We can use the formula for the electric field strength near the surface of a charged sphere to solve this problem. The electric field strength near the surface of a charged sphere is given by:

E = (1 / 4πε₀) * (Q / r^2)

where E is the electric field strength, Q is the charge on the sphere, r is the distance from the center of the sphere, and ε₀ is the permittivity of free space.

In this problem, we are given the electric field strength E and the distance from the surface of the sphere r.
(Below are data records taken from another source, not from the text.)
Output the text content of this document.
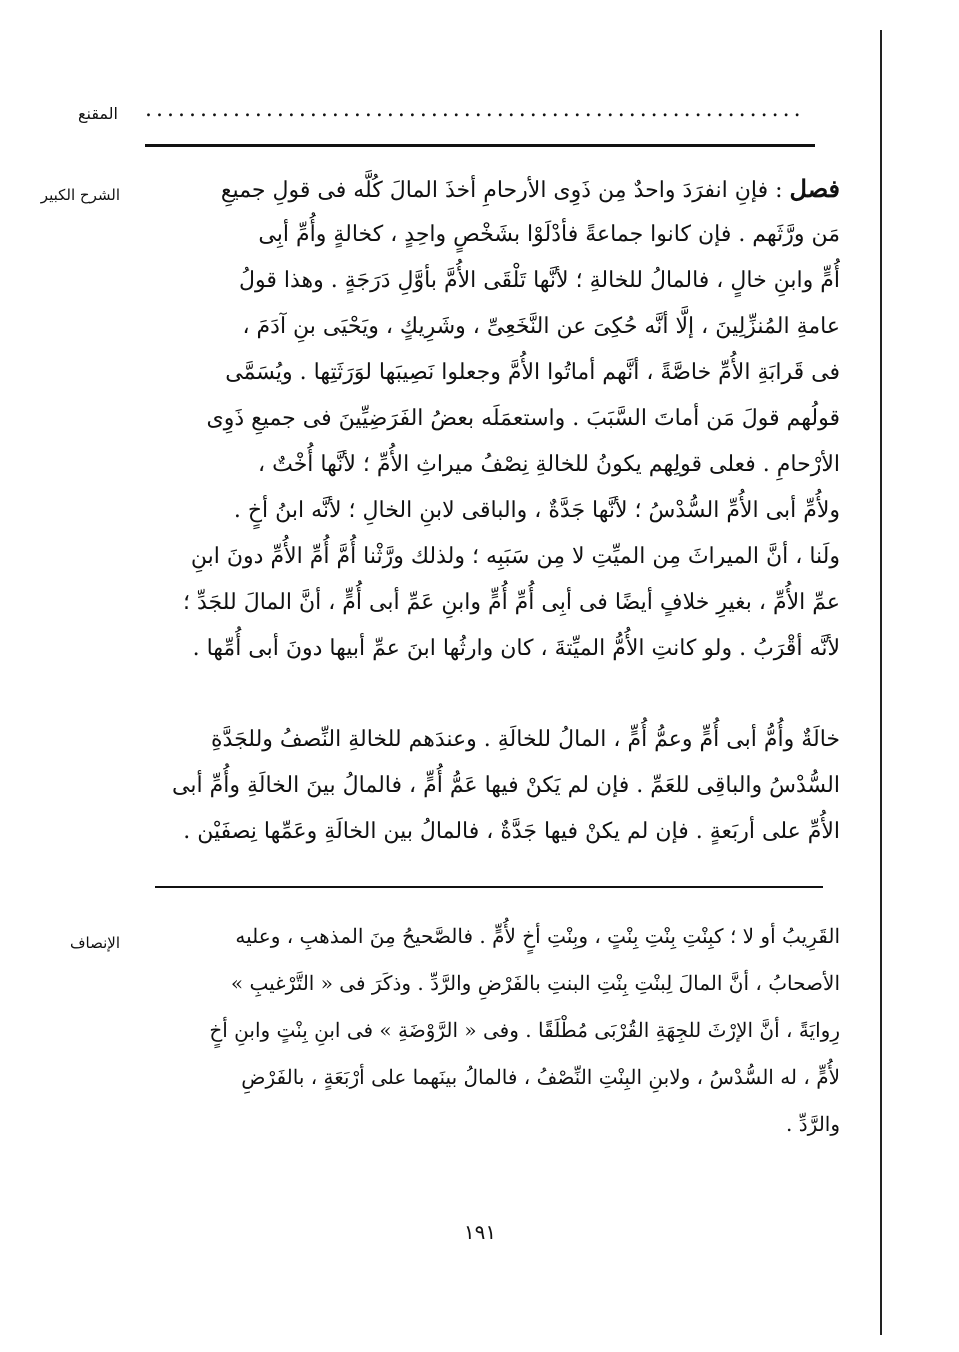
المقنع ............................................................
الشرح الكبير
الإنصاف
فصل : فإنِ انفرَدَ واحدٌ مِن ذَوِى الأرحامِ أخذَ المالَ كُلَّه فى قولِ جميعِ
مَن ورَّثَهم . فإن كانوا جماعةً فأدْلَوْا بشَخْصٍ واحِدٍ ، كخالةٍ وأُمِّ أبِى
أُمٍّ وابنِ خالٍ ، فالمالُ للخالةِ ؛ لأنَّها تَلْقَى الأُمَّ بأوَّلِ دَرَجَةٍ . وهذا قولُ
عامةِ المُنزِّلِينَ ، إلَّا أنَّه حُكِىَ عن النَّخَعِىِّ ، وشَرِيكٍ ، ويَحْيَى بنِ آدَمَ ،
فى قَرابَةِ الأُمِّ خاصَّةً ، أنَّهم أماتُوا الأُمَّ وجعلوا نَصِيبَها لوَرَثَتِها . ويُسَمَّى
قولُهم قولَ مَن أماتَ السَّبَبَ . واستعمَلَه بعضُ الفَرَضِيِّينَ فى جميعِ ذَوِى
الأرْحامِ . فعلى قولِهم يكونُ للخالةِ نِصْفُ ميراثِ الأُمِّ ؛ لأنَّها أُخْتٌ ،
ولأُمِّ أبى الأُمِّ السُّدْسُ ؛ لأنَّها جَدَّةٌ ، والباقى لابنِ الخالِ ؛ لأنَّه ابنُ أخٍ .
ولَنا ، أنَّ الميراثَ مِن الميِّتِ لا مِن سَبَبِه ؛ ولذلك ورَّثْنا أُمَّ أُمِّ الأُمِّ دونَ ابنِ
عمِّ الأُمِّ ، بغيرِ خلافٍ أيضًا فى أبِى أُمِّ أُمٍّ وابنِ عَمِّ أبى أُمٍّ ، أنَّ المالَ للجَدِّ ؛
لأنَّه أقْرَبُ . ولو كانتِ الأُمُّ الميِّتةَ ، كان وارثُها ابنَ عمِّ أبيها دونَ أبى أُمِّها .
خالَةٌ وأُمُّ أبى أُمٍّ وعمُّ أُمٍّ ، المالُ للخالَةِ . وعندَهم للخالةِ النِّصفُ وللجَدَّةِ
السُّدْسُ والباقِى للعَمِّ . فإن لم يَكنْ فيها عَمُّ أُمٍّ ، فالمالُ بينَ الخالَةِ وأُمِّ أبى
الأُمِّ على أربَعةٍ . فإن لم يكنْ فيها جَدَّةٌ ، فالمالُ بين الخالَةِ وعَمِّها نِصفَيْن .
القَرِيبُ أو لا ؛ كبِنْتِ بِنْتِ بِنْتٍ ، وبِنْتِ أخٍ لأُمٍّ . فالصَّحيحُ مِنَ المذهبِ ، وعليه
الأصحابُ ، أنَّ المالَ لِبنْتِ بِنْتِ البنتِ بالفَرْضِ والرَّدِّ . وذكَرَ فى « التَّرْغيبِ »
رِوايَةً ، أنَّ الإرْثَ للجِهَةِ القُرْبَى مُطْلَقًا . وفى « الرَّوْضَةِ » فى ابنِ بِنْتٍ وابنِ أخٍ
لأُمٍّ ، له السُّدْسُ ، ولابنِ البِنْتِ النِّصْفُ ، فالمالُ بينَهما على أرْبَعَةٍ ، بالفَرْضِ
والرَّدِّ .
١٩١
We can use these values to solve for the charge Q.

First, we need to find the radius of the sphere. The diameter of the sphere is given as 12 cm, so the radius is:

r = d/2 = 6 cm

Substituting the given values, we get:

100 kN/C = (1 / 4πε₀) * (Q / (0.03 m)^2)

Solving for Q, we get:

Q = 4πε₀ * r^2 * E

where ε₀ is the permittivity of free space, which has a value of 8.85 × 10^-12 C^2/(N·m^2).

Substituting the given values, we get:

Q = 4π * 8.85 × 10^{-12} C^2/(N·m^2) * (0.06 m)^2 * 100 kN/C

Solving for Q, we get:

Q ≈ 1.68 × 10^{-7} C

Therefore, the charge on the sphere is approximately 1.68 × 10^{-7} C.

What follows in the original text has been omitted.